CHP'li Gürer'den Bakan Tekin'e, "Niğde'deki tarım işçilerini, çocukları yerinde görelim" teklifi
Gürer, Milli Eğitim Bakanı Yusuf Tekin'e, "Gelin Niğde'ye gidelim, tarım işçilerini, çocuklarını yerinde görelim" teklifini sundu. Gürer, "Tarım işçilerinin çocukları ayağı çıplak, üstü başı yırtık pırtık. Ne okula gideni var okul açıldığı halde ne de son döneminde okul eğitimini sürdürüyorlar. Bu çocuklar gerçekten eğitimden mahrumlar ve konuştuğumuzda çoğu bunların eğitim alamadığını söylüyor" diye konuştu.
Ayrıca okullarda artan madde bağımlılığına da vurgu yapan Gürer, "Öğretmenler bu olaya müdahale dahi edemiyor. Tuvaletin kapısı açık oturup içeride madde çekenlerin olduğunu diğer arkadaşları söylüyor. Bunu aile, emniyet, okul içlerinde ele almak lazım. Çünkü 10 yaşına kadar indi. Anadolu'nun çoğu kentinde akşam sokağa çıktığınızda bu çocuklara rastlıyorsunuz. İçiniz acıyor. Birebir tanık olduğum için söylüyorum" dedi.
CHP'li Halıcı: Ne çağdaş eğitimi konuşabiliyoruz ne de eğitimde fırsat eşitliğini
CHP Isparta Milletvekili Hikmet Yalım Halıcı ise Ak Parti'nin eğitim politikalarını eleştirerek, "Bugün burada Türkiye'nin geleceğini, yani Milli Eğitim Bakanlığı bütçesini konuşuyoruz. Ama ne çağdaş eğitimi konuşabiliyoruz ne de eğitimde fırsat eşitliğini. Çünkü AKP iktidarının kar odaklı, çocuklarımızı müşteri gören yaklaşımıyla eğitim artık bir kamu hizmeti değil, parası olanın ulaşabildiği bir ayrıcalığa dönüşmüş durumda" ifadelerini kullandı.

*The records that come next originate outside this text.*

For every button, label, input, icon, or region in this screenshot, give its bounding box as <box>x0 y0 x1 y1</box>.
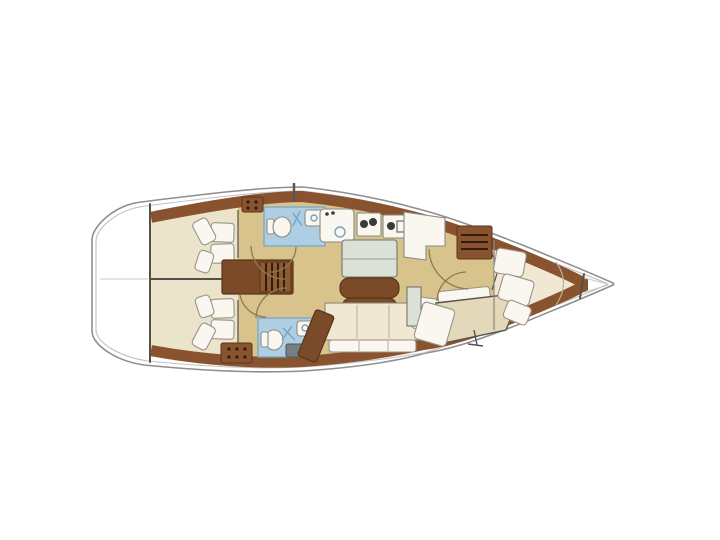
burner-icon <box>360 220 368 228</box>
faucet-dot <box>325 212 329 216</box>
pillow <box>493 248 527 278</box>
locker-cabinet-top <box>242 197 263 212</box>
toilet-tank <box>261 332 268 347</box>
pillow <box>211 299 235 319</box>
table-folding-leaf <box>340 278 399 298</box>
galley-sink-unit <box>320 209 354 242</box>
yacht-floorplan-image <box>0 0 720 540</box>
toilet-icon <box>273 217 291 237</box>
burner-icon <box>387 222 395 230</box>
faucet-dot <box>331 211 335 215</box>
settee-back-cushions <box>329 340 416 352</box>
burner-icon <box>369 218 377 226</box>
settee-bench <box>325 303 420 340</box>
locker-cabinet-bottom <box>221 343 252 363</box>
head-starboard <box>264 207 325 246</box>
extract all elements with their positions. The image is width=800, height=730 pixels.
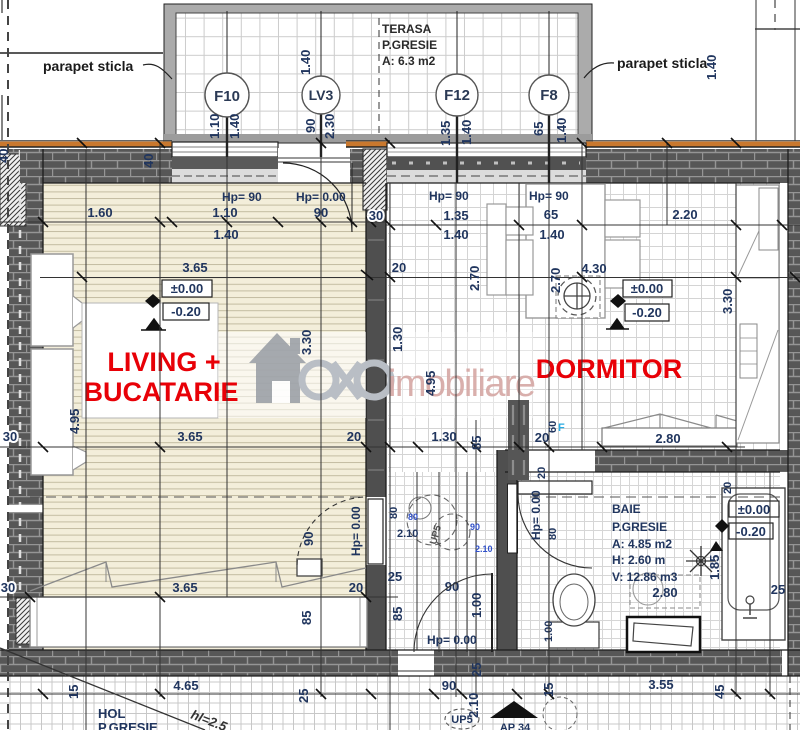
svg-text:1.40: 1.40 (298, 50, 313, 75)
svg-text:20: 20 (347, 429, 361, 444)
svg-text:±0.00: ±0.00 (738, 502, 770, 517)
svg-text:90: 90 (442, 678, 456, 693)
svg-text:20: 20 (349, 580, 363, 595)
svg-text:1.10: 1.10 (207, 114, 222, 139)
svg-text:2.10: 2.10 (397, 528, 418, 540)
svg-text:20: 20 (536, 467, 548, 479)
svg-text:85: 85 (299, 611, 314, 625)
svg-text:2.80: 2.80 (655, 431, 680, 446)
svg-text:parapet sticla: parapet sticla (43, 58, 133, 74)
svg-text:90: 90 (445, 579, 459, 594)
svg-text:H: 2.60 m: H: 2.60 m (612, 553, 665, 567)
svg-text:40: 40 (141, 154, 156, 168)
svg-text:4.65: 4.65 (173, 678, 198, 693)
svg-text:1.30: 1.30 (390, 327, 405, 352)
svg-text:A: 4.85 m2: A: 4.85 m2 (612, 537, 672, 551)
svg-text:DORMITOR: DORMITOR (536, 354, 683, 384)
svg-text:Hp= 90: Hp= 90 (222, 190, 262, 204)
svg-text:V: 12.86 m3: V: 12.86 m3 (612, 570, 678, 584)
svg-text:4.95: 4.95 (423, 371, 438, 396)
svg-text:15: 15 (541, 683, 556, 697)
svg-text:20: 20 (392, 260, 406, 275)
svg-text:25: 25 (771, 582, 785, 597)
svg-text:HOL: HOL (98, 706, 126, 721)
svg-text:F: F (558, 422, 565, 434)
svg-text:65: 65 (531, 122, 546, 136)
svg-text:30: 30 (1, 580, 15, 595)
svg-text:Hp= 0.00: Hp= 0.00 (427, 633, 477, 647)
svg-text:1.40: 1.40 (459, 120, 474, 145)
svg-text:65: 65 (544, 207, 558, 222)
svg-text:40: 40 (0, 149, 11, 163)
svg-text:TERASA: TERASA (382, 22, 432, 36)
svg-text:2.70: 2.70 (548, 268, 563, 293)
svg-text:P.GRESIE: P.GRESIE (382, 38, 437, 52)
svg-text:±0.00: ±0.00 (171, 281, 203, 296)
svg-text:LV3: LV3 (309, 87, 334, 103)
svg-text:-0.20: -0.20 (736, 524, 766, 539)
svg-text:parapet sticla: parapet sticla (617, 55, 707, 71)
svg-text:15: 15 (66, 685, 81, 699)
svg-text:1.40: 1.40 (539, 227, 564, 242)
svg-text:1.30: 1.30 (431, 429, 456, 444)
svg-text:P.GRESIE: P.GRESIE (612, 520, 667, 534)
svg-text:25: 25 (469, 663, 484, 677)
svg-text:Hp= 90: Hp= 90 (529, 189, 569, 203)
svg-text:1.40: 1.40 (704, 55, 719, 80)
svg-text:-0.20: -0.20 (632, 305, 662, 320)
svg-text:BAIE: BAIE (612, 502, 641, 516)
svg-text:AP 34: AP 34 (500, 722, 531, 730)
svg-text:F8: F8 (540, 87, 558, 104)
svg-text:1.40: 1.40 (443, 227, 468, 242)
svg-text:80: 80 (408, 512, 418, 522)
svg-text:3.65: 3.65 (177, 429, 202, 444)
svg-text:25: 25 (296, 689, 311, 703)
svg-text:±0.00: ±0.00 (631, 281, 663, 296)
svg-text:Hp= 0.00: Hp= 0.00 (349, 506, 363, 556)
svg-text:3.30: 3.30 (720, 289, 735, 314)
svg-text:1.00: 1.00 (469, 593, 484, 618)
svg-text:Hp= 90: Hp= 90 (429, 189, 469, 203)
svg-text:90: 90 (303, 119, 318, 133)
svg-text:1.85: 1.85 (707, 555, 722, 580)
svg-text:1.10: 1.10 (212, 205, 237, 220)
svg-text:85: 85 (469, 436, 484, 450)
svg-text:3.65: 3.65 (182, 260, 207, 275)
svg-text:85: 85 (390, 607, 405, 621)
svg-text:-0.20: -0.20 (171, 304, 201, 319)
svg-text:90: 90 (470, 522, 480, 532)
svg-text:BUCATARIE: BUCATARIE (84, 377, 239, 407)
svg-text:3.65: 3.65 (172, 580, 197, 595)
svg-text:2.10: 2.10 (475, 544, 493, 554)
svg-text:4.30: 4.30 (581, 261, 606, 276)
svg-text:80: 80 (388, 507, 400, 519)
svg-text:F12: F12 (444, 87, 470, 104)
svg-text:1.35: 1.35 (438, 121, 453, 146)
svg-text:30: 30 (3, 429, 17, 444)
svg-text:3.30: 3.30 (299, 330, 314, 355)
svg-text:F10: F10 (214, 88, 240, 105)
svg-text:2.10: 2.10 (466, 693, 481, 718)
svg-text:LIVING +: LIVING + (107, 347, 220, 377)
svg-text:20: 20 (722, 482, 734, 494)
svg-text:2.30: 2.30 (322, 114, 337, 139)
svg-text:45: 45 (712, 685, 727, 699)
svg-text:1.40: 1.40 (554, 118, 569, 143)
svg-text:25: 25 (388, 569, 402, 584)
svg-text:90: 90 (301, 532, 316, 546)
svg-text:4.95: 4.95 (67, 409, 82, 434)
svg-text:1.40: 1.40 (213, 227, 238, 242)
svg-text:3.55: 3.55 (648, 677, 673, 692)
svg-text:P.GRESIE: P.GRESIE (98, 720, 158, 730)
svg-text:90: 90 (314, 205, 328, 220)
svg-text:imobiliare: imobiliare (388, 363, 536, 405)
svg-text:2.70: 2.70 (467, 266, 482, 291)
svg-text:Hp= 0.00: Hp= 0.00 (296, 190, 346, 204)
svg-text:1.40: 1.40 (227, 114, 242, 139)
svg-text:2.80: 2.80 (652, 585, 677, 600)
svg-text:1.35: 1.35 (443, 208, 468, 223)
svg-text:1.60: 1.60 (87, 205, 112, 220)
svg-text:30: 30 (369, 208, 383, 223)
svg-text:2.20: 2.20 (672, 207, 697, 222)
svg-text:A: 6.3 m2: A: 6.3 m2 (382, 54, 436, 68)
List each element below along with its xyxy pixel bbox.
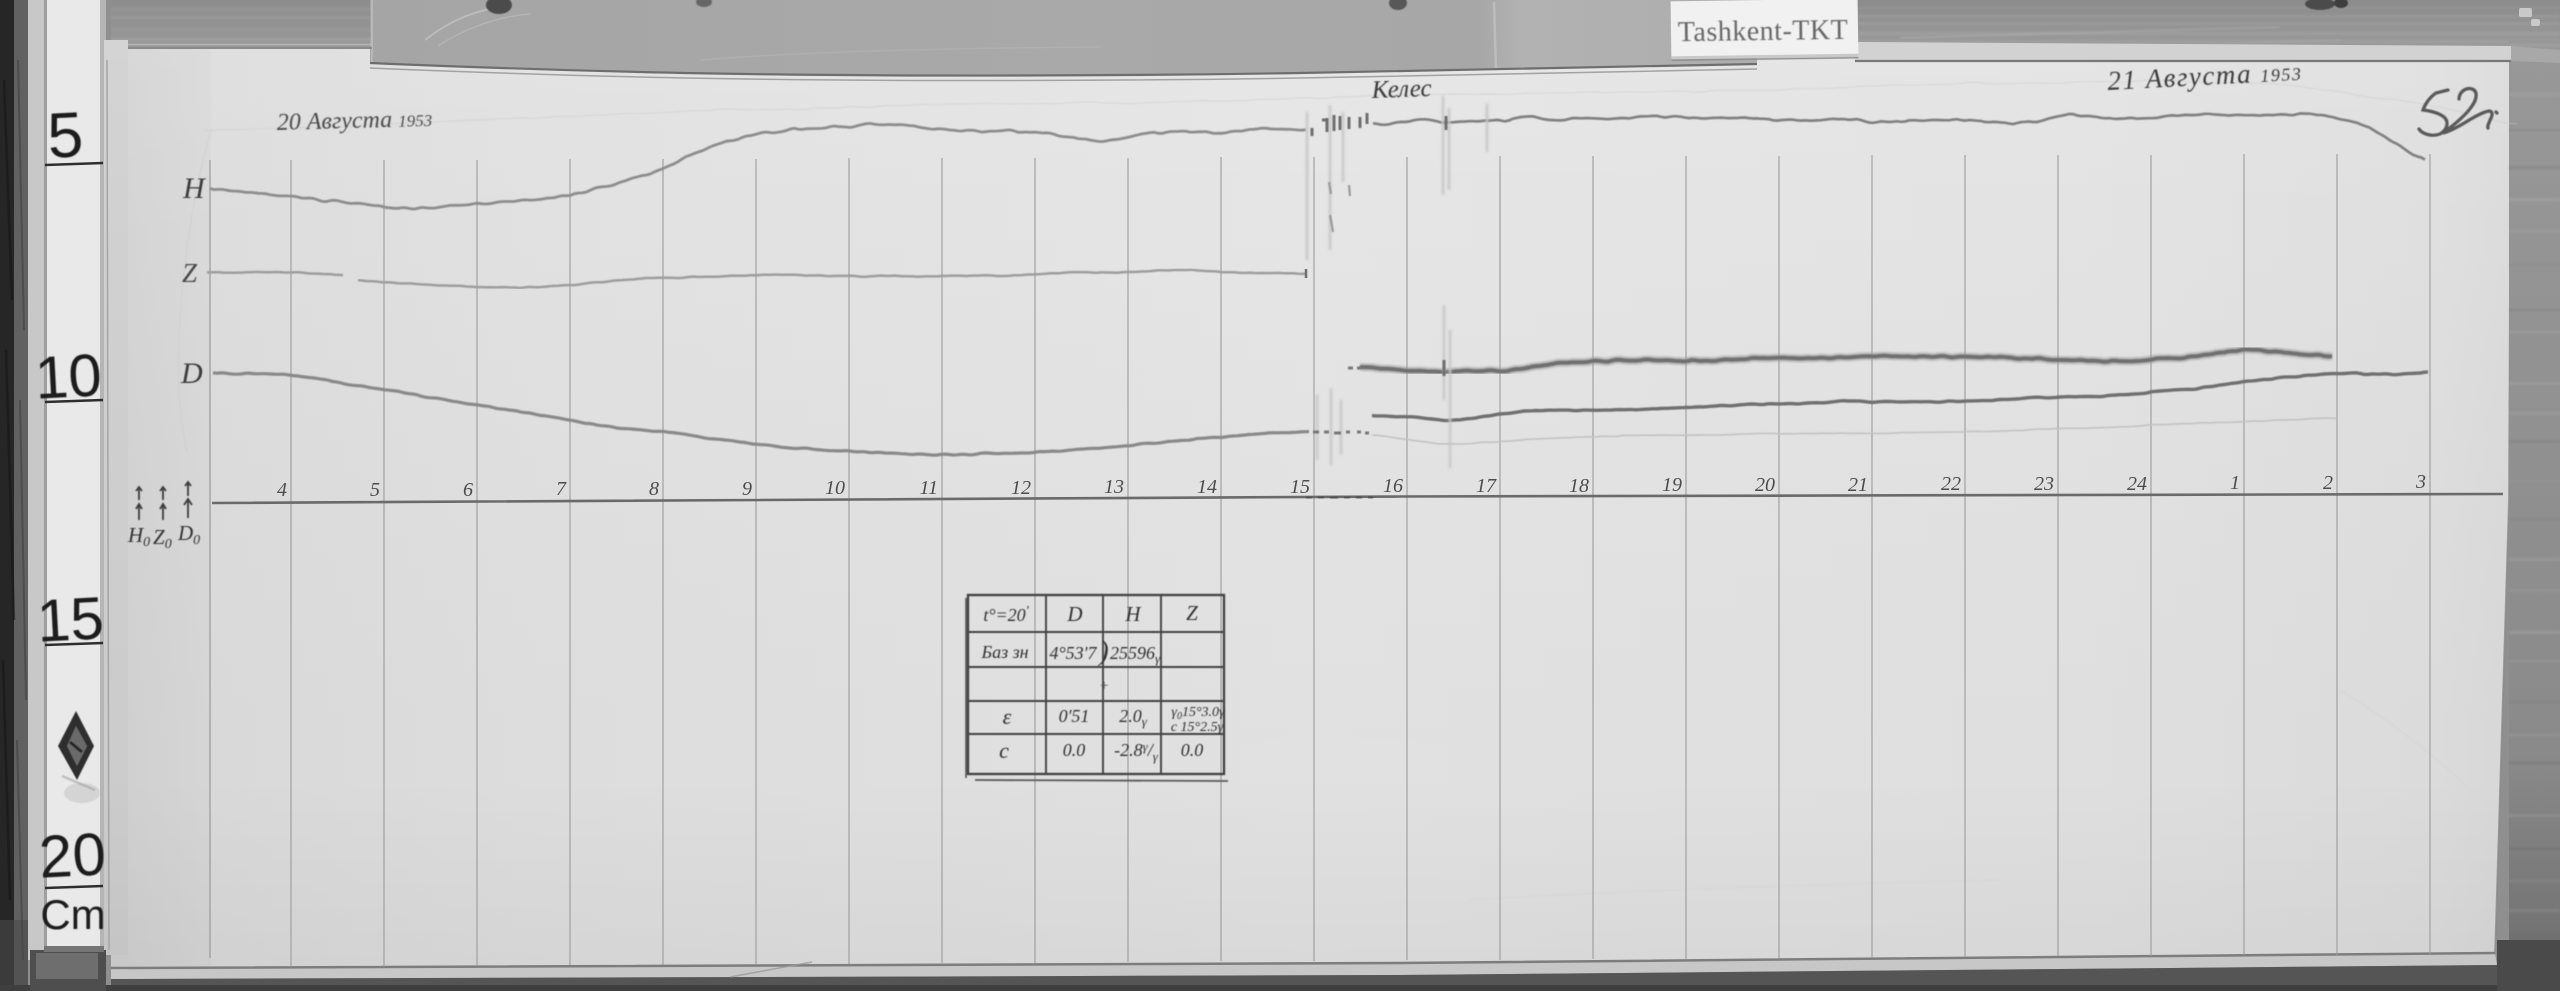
svg-text:0'51: 0'51 [1059, 706, 1090, 726]
svg-text:Баз зн: Баз зн [980, 642, 1028, 662]
svg-text:3: 3 [2415, 471, 2426, 493]
svg-text:Z: Z [182, 258, 198, 288]
svg-text:9: 9 [742, 478, 752, 500]
svg-text:2: 2 [2323, 472, 2333, 494]
svg-text:Келес: Келес [1370, 75, 1432, 104]
svg-text:12: 12 [1011, 477, 1031, 499]
svg-text:14: 14 [1197, 476, 1217, 498]
svg-text:8: 8 [649, 478, 659, 500]
svg-text:4°53'7: 4°53'7 [1049, 643, 1097, 663]
svg-text:t°=20': t°=20' [983, 604, 1029, 625]
svg-text:22: 22 [1941, 473, 1961, 495]
svg-text:4: 4 [277, 479, 287, 501]
svg-text:19: 19 [1662, 474, 1682, 496]
svg-text:Cm: Cm [40, 891, 105, 938]
svg-text:ε: ε [1003, 704, 1012, 729]
svg-text:20: 20 [37, 820, 107, 890]
svg-text:): ) [1097, 636, 1108, 667]
svg-text:H: H [182, 172, 207, 205]
svg-text:Tashkent-TKT: Tashkent-TKT [1678, 15, 1849, 48]
svg-text:18: 18 [1569, 475, 1589, 497]
svg-text:25596γ: 25596γ [1110, 643, 1161, 666]
svg-text:6: 6 [463, 479, 473, 501]
svg-text:0.0: 0.0 [1181, 740, 1204, 760]
svg-text:c 15°2.5γ: c 15°2.5γ [1171, 720, 1224, 735]
svg-text:11: 11 [919, 477, 938, 499]
svg-text:5: 5 [370, 479, 380, 501]
svg-text:+: + [1099, 678, 1109, 694]
svg-text:15: 15 [35, 584, 105, 654]
svg-text:21: 21 [1848, 474, 1868, 496]
svg-text:16: 16 [1383, 475, 1403, 497]
svg-text:17: 17 [1476, 475, 1497, 497]
svg-text:10: 10 [825, 477, 845, 499]
svg-text:20: 20 [1755, 474, 1775, 496]
svg-text:D: D [180, 357, 203, 390]
svg-text:1: 1 [2230, 472, 2240, 494]
svg-text:5: 5 [46, 98, 85, 172]
svg-text:H: H [1124, 602, 1142, 626]
svg-text:D: D [1066, 602, 1082, 626]
svg-text:15: 15 [1290, 476, 1310, 498]
svg-text:Z: Z [1186, 601, 1198, 625]
svg-text:23: 23 [2034, 473, 2054, 495]
svg-text:24: 24 [2127, 473, 2147, 495]
svg-text:c: c [999, 738, 1009, 763]
svg-text:7: 7 [556, 478, 567, 500]
svg-text:13: 13 [1104, 476, 1124, 498]
svg-text:10: 10 [33, 341, 103, 411]
svg-text:0.0: 0.0 [1063, 740, 1086, 760]
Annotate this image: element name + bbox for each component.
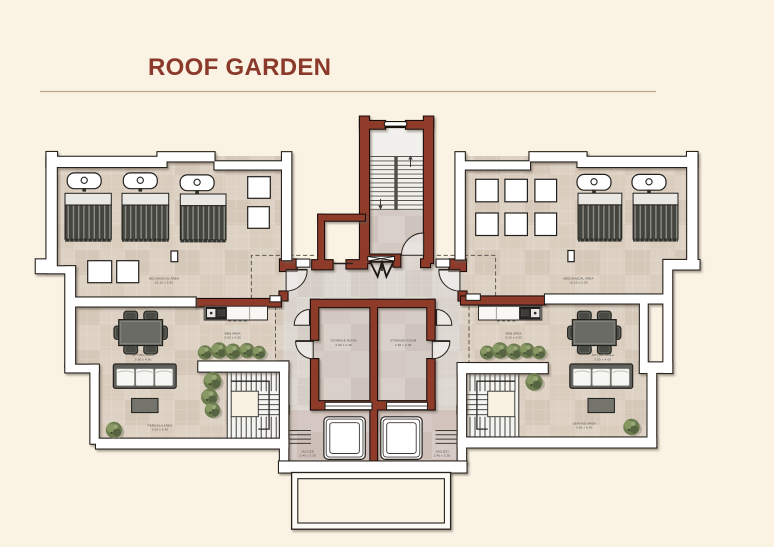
svg-text:2.30 x 2.45: 2.30 x 2.45 (395, 343, 412, 347)
svg-text:3.30 x 2.45: 3.30 x 2.45 (335, 343, 352, 347)
svg-text:10.10 x 5.50: 10.10 x 5.50 (569, 281, 588, 285)
svg-text:5.00 x 0.65: 5.00 x 0.65 (506, 336, 523, 340)
svg-text:ROOF GARDEN: ROOF GARDEN (148, 54, 331, 81)
svg-text:3.05 x 6.40: 3.05 x 6.40 (576, 426, 593, 430)
svg-text:5.00 x 0.65: 5.00 x 0.65 (224, 336, 241, 340)
svg-text:2.40 x 2.35: 2.40 x 2.35 (434, 454, 451, 458)
svg-text:2.40 x 2.35: 2.40 x 2.35 (300, 454, 317, 458)
svg-text:10.10 x 5.50: 10.10 x 5.50 (155, 281, 174, 285)
svg-text:5.00 x 4.60: 5.00 x 4.60 (135, 357, 152, 361)
svg-text:3.05 x 6.40: 3.05 x 6.40 (152, 428, 169, 432)
svg-text:5.00 x 4.60: 5.00 x 4.60 (595, 357, 612, 361)
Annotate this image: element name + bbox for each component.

Halıcı, konuşmasını şöyle sürdürdü:
"Tam da Milli Eğitim Bakanlığı bütçesini görüştüğümüz bugün 20 Kasım Dünya Çocuk Hakları Günü. Ama biz milyonlarca çocuğu nasıl okul dışına ittiğinizi, yarattığınız sefalet düzeniyle çocukların neden okula aç geldiğini, yine yarattığınız sömürü şartlarıyla çocukların nasıl atölye ve fabrikalarda can verdiğini konuşuyoruz maalesef. Bugün çiçeklerimiz daha açmadan koparılıyor. Kimi yoksulluğa, kimi tarikat yurtlarına, kimi suç örgütlerine, kimi de paslı bir makinenin altına terk ediliyor maalesef.
"Ak Parti Isparta İl Başkanı, dayısı için YÖK Başkanı'nı ziyarete geldi"
YÖK Başkanı yanınızda. Geçen hafta AK Parti Isparta İl Başkanı Furkan Cemer kendisini ziyaret etti. Ben Isparta'daki üniversitelerle ilgili destek istediğini düşünmek isterdim ama yerel haberlere baktığımda Isparta İl Başkanı'nın, Süleyman Demirel Üniversitesi'nde öğretim üyesi olan dayı için geldiğini öğrendim. Bu kişi ile ilgili soruşturma devam ediyor. Bunu siz de biliyorsunuz. Bu konuya sizin de hassasiyetle yaklaşacağınızı ve takip edeceğinizi düşünmek istiyorum."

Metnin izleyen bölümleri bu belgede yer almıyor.